In my last blog, I had cautioned about being too married to any position. I had been cautiously bullish for a long time, looking for one more higher pop. I had thought we would rally into the unemployment number on Friday, May 7th, and then most likely start a correction.
I never dreamed we’d have a 10 percent correction in one day. Or that that the correction would be fueled, by all accounts, by a rumored large institutional spec trader having a fat finger error with a straight up market order. Market orders go until they find a bid. Period. If it had been a market limit order, we would not be having this conversation. However, a straight market order goes until it finds a bid, even if that bid is almost limit down.

I wonder how many people sold the market in the hole today, on panic.
Again, if these people did not have buy stops above their sells, they could have been looking at a 700 point smack on the way back up!
Worse case scenario, is someone lost 700 pts on the way down, panicked and flipped and got short in the hole, and then lost another 600 pts or so as the market snapped back.

Which is why trading futures is a very very difficult game, where if you lose your discipline for a few moments, it can have drastically negative impact on your trading capital, not to mention your nervous system.

We rallied back and only finished down 350 pts on the day, after being down close to 1000. That has to be a victory for the bulls in any person’s book.

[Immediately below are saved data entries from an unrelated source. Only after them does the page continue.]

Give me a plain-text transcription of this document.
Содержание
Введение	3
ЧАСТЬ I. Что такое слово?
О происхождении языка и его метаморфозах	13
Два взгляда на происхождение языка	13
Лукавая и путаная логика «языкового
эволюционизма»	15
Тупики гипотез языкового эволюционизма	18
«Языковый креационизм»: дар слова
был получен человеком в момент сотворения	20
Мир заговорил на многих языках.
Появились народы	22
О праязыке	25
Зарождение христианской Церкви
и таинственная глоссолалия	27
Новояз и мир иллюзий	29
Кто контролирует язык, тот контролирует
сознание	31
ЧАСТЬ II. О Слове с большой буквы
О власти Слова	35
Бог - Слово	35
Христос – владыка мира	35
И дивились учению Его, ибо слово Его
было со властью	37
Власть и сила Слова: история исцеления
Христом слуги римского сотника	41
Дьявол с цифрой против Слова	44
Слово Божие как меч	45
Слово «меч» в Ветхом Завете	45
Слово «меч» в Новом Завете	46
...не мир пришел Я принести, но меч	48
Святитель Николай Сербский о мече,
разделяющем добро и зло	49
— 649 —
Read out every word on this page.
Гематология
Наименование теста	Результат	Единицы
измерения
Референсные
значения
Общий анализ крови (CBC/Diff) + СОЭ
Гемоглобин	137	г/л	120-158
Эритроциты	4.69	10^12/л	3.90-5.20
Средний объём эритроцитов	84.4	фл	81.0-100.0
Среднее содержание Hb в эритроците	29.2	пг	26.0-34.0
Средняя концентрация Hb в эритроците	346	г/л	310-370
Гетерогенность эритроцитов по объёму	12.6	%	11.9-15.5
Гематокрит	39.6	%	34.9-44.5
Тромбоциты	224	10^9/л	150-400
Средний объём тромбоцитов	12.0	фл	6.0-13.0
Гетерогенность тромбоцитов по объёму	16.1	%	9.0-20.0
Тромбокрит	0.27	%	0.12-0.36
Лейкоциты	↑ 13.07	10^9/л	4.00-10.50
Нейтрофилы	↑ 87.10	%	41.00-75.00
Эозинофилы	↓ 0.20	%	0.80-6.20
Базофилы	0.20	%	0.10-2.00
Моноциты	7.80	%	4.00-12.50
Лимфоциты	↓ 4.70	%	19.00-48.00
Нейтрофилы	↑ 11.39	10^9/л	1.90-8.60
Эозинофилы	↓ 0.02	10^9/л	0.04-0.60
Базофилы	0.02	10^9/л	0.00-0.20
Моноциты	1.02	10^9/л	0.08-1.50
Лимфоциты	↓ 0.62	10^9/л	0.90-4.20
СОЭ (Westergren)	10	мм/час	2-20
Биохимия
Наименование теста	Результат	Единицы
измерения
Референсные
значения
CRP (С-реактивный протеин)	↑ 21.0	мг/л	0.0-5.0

For the record, S&P cash rallied 553 points from its March 2010 low at 666 to the recent high at 1219. We broke to a low today at 1,065. That is a 154 point haircut. Divide 154 by the over all move of 553, and we have a 28 percent retracement of the 14 month rally. Unfortunately, it all happened in one trading day.

Dow Cash rallied from a low at 6,465 to our recent 14 month high at 11,258. That’s a 4,793 point rally. Let’s call it the Obama rally. 🙂
Today we had a low at 9869, a break from top to bottom of 1,389 points. Take this break and divide it by the overall rally, and we have a 28.9% haircut. Will we be calling it the Obama haircut? I seriously doubt it. But it would be kind of funny.

I am sure if there were a Republican in Office, we’d be talking about how the world was going to hell in a hand basket. 1) an off shore oil well disaster 2) market volatility which has to be blamed on someone/something 3) historically high unemployment… We’d be so much better off with a liberal Democrat in office. Oh, wait… Ummmm… never mind… (That was for all my leftie friends who cried for years that if only, if only…well ya got your wish, and guess what? It really doesn’t change things that much… The sun still rises, water still swirls clockwise on the way down the drain, and markets that go down scream out for a scapegoat named greed.

Ok, I am done with my soap box about all politicians and politics in general in this country. Politics is a sport covered like a football game. Both sides hate the other, both sides think the ref is in the other guys pocket, and both sides thank a higher power when ever their team scores more points, as if the higher power cared who actually won elections or Superbowls…..

Now you can win the bar bet this weekend, if someone asks how much of a “correction” we’ve had.

I still think we need to rally back up and get the 11,465 print. In case I am wrong, I will have sell stops in place every time I put on a long trade. Stops are the only way for a trader/speculator to protect himself against the vagaries of 1) market surprises, 2) environmental surprises and 3) the deadliest of hurdles, his/her own hubris.